I don't think we go hungry, we just look for better food elsewhere until that edible food is fully ripened.
“High meat” is a thing for some, due to the effect that consuming the massive amount of B vitamins generated can have. In particular fermented liver comes to mind.
There is no real effect from B vitamins unless there's a deficiency. And the niacin form of b3 can have some negative side effects in high doses. But mostly excess B vitamins are just excreted in urine without doing anything at all.
That already happened, they use the euphemism "high meat" for it.
But, it really is almost impossible to draw a clear line around fermentation that doesn't include something someone considers rot. "Controlled spoilage" is definitely a useful way to think about fermentation and it is still spoilage.
Well, rotting increases the accessible carbs, which sounds antithetical to the neo-paleo diet. Hopefully we're safe from the new "unpreserved meat" fad.

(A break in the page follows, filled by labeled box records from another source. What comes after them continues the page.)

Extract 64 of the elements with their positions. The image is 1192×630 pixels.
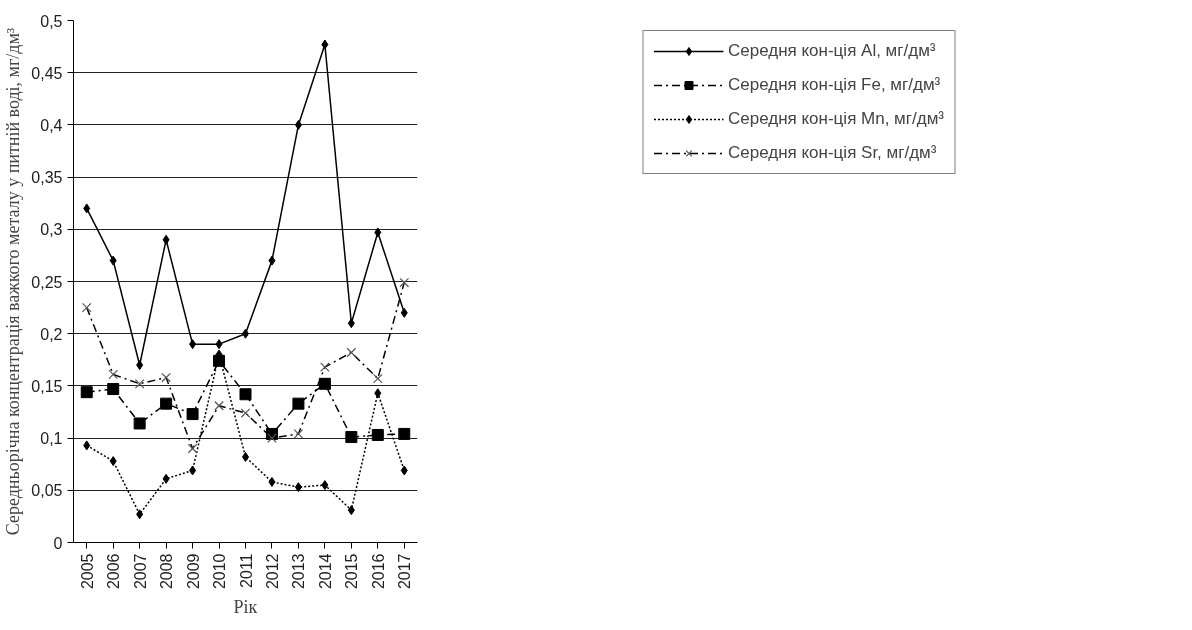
point <box>215 339 223 350</box>
x-tick-label: 2009 <box>184 553 202 590</box>
point <box>109 255 117 266</box>
legend-label: Середня кон-ція Fe, мг/дм³ <box>727 75 941 95</box>
point <box>371 428 384 441</box>
point <box>398 427 411 440</box>
y-tick-label: 0,2 <box>40 325 63 343</box>
point <box>109 456 117 467</box>
y-tick-label: 0,4 <box>40 116 63 134</box>
point <box>347 318 355 329</box>
x-tick-label: 2014 <box>316 553 334 590</box>
point <box>374 227 382 238</box>
point <box>268 476 276 487</box>
point <box>189 465 197 476</box>
point <box>345 431 358 444</box>
legend-label: Середня кон-ція Al, мг/дм³ <box>727 41 936 61</box>
y-tick-label: 0,35 <box>31 169 63 187</box>
point <box>186 408 199 421</box>
point <box>136 509 144 520</box>
x-tick-label: 2008 <box>158 553 176 590</box>
y-tick-label: 0,45 <box>31 64 63 82</box>
point <box>83 203 91 214</box>
y-tick-label: 0 <box>53 534 63 552</box>
point <box>400 307 408 318</box>
x-tick-label: 2013 <box>290 553 308 590</box>
point <box>268 255 276 266</box>
y-tick-label: 0,25 <box>31 273 63 291</box>
y-tick-label: 0,05 <box>31 482 63 500</box>
point <box>318 377 331 390</box>
x-tick-label: 2012 <box>263 553 281 590</box>
point <box>347 505 355 516</box>
point <box>292 397 305 410</box>
x-tick-label: 2016 <box>369 553 387 590</box>
y-tick-label: 0,15 <box>31 377 63 395</box>
x-tick-label: 2015 <box>343 553 361 590</box>
point <box>321 480 329 491</box>
point <box>162 473 170 484</box>
point <box>83 440 91 451</box>
x-tick-label: 2011 <box>237 553 255 588</box>
legend-label: Середня кон-ція Sr, мг/дм³ <box>727 143 937 163</box>
y-tick-label: 0,1 <box>40 430 63 448</box>
x-axis-title: Рік <box>233 597 258 618</box>
y-tick-label: 0,5 <box>40 12 63 30</box>
point <box>162 234 170 245</box>
point <box>374 388 382 399</box>
x-tick-label: 2007 <box>131 553 149 590</box>
point <box>294 482 302 493</box>
point <box>239 388 252 401</box>
point <box>294 119 302 130</box>
point <box>107 383 120 396</box>
point <box>189 339 197 350</box>
y-tick-label: 0,3 <box>40 221 63 239</box>
x-tick-label: 2006 <box>105 553 123 590</box>
point <box>80 386 93 399</box>
point <box>133 417 146 430</box>
x-tick-label: 2017 <box>396 553 414 590</box>
x-tick-label: 2010 <box>211 553 229 590</box>
x-tick-label: 2005 <box>78 553 96 590</box>
legend-label: Середня кон-ція Mn, мг/дм³ <box>727 109 945 129</box>
point <box>321 39 329 50</box>
point <box>160 397 173 410</box>
y-axis-title: Середньорічна концентрація важкого металу у питній воді, мг/дм³ <box>3 27 24 536</box>
point <box>136 360 144 371</box>
point <box>400 465 408 476</box>
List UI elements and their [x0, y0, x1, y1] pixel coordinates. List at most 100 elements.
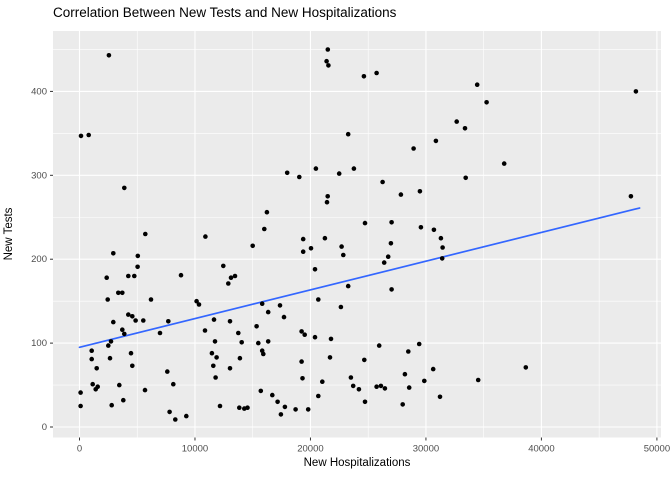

Right. The entire steak ages and changes, not just the exterior. Even so, some places, like Flannery Beef, will blend some of the ends into their "adventurous" burger blend.
Fermentation is generally considered anaerobic (without oxygen) breakdown of food. I assume rotting usually involves oxygen. (Maybe someone can nitpick that definition).
Not always true - there is also aerobic fermentation. You are right in that many ferments require anaerobic conditions however it really just depends on the desired result and bacteria involved.
Kombucha, for example, requires oxygen and is mostly an aerobic fermentation. In order to carbonate, however, it goes through a short anaerobic step at the end (which also causes it to switch from producing organic acids to producing alcohol). This is usually done during the bottling process since the bottle is sealed.
That's the microbiological definition that a scientist would use. In food it is less well defined and usually just means something close to "intentional use of microorganisms in food production". Yeast does both aerobic and anaerobic metabolism but both are considered fermentation by bakers & brewers. Acetobacter is aerobic and vinegar making is considered fermentation. Koji is even farther out and usually still considered fermentation by fermenters.
Everyone knows about standard types of yogurt and pickles and whatnot - there is a whole world of legume ferments (mainly beans) that use much more 'advanced' types of microorganisms. Examples would be things like Natto from Japan mentioned in the article (using Bacillus Subtilis). Unlike the simple yeasts that break down milk sugars in yogurt and produce various organic acids (like acetic acid for example) the bacteria in Natto can consume the resistant starch in beans and produce short chain fatty acids like Butyrate (very beneficial for health) AND can break down the complete protein in soybeans into their constituent amino acids. I believe Natto originally came about because cooked and cooled soybeans were then wrapped in rice leaves for transport and Bacillus Subtilis happens to naturally live on those leaves.
It is also really unfortunate that in the west we miss out on tons of fungi based foods (not talking about anything psychedelic here) as many mushrooms contain tons of prebiotic fiber like substances that feed the probiotics already found in our gut.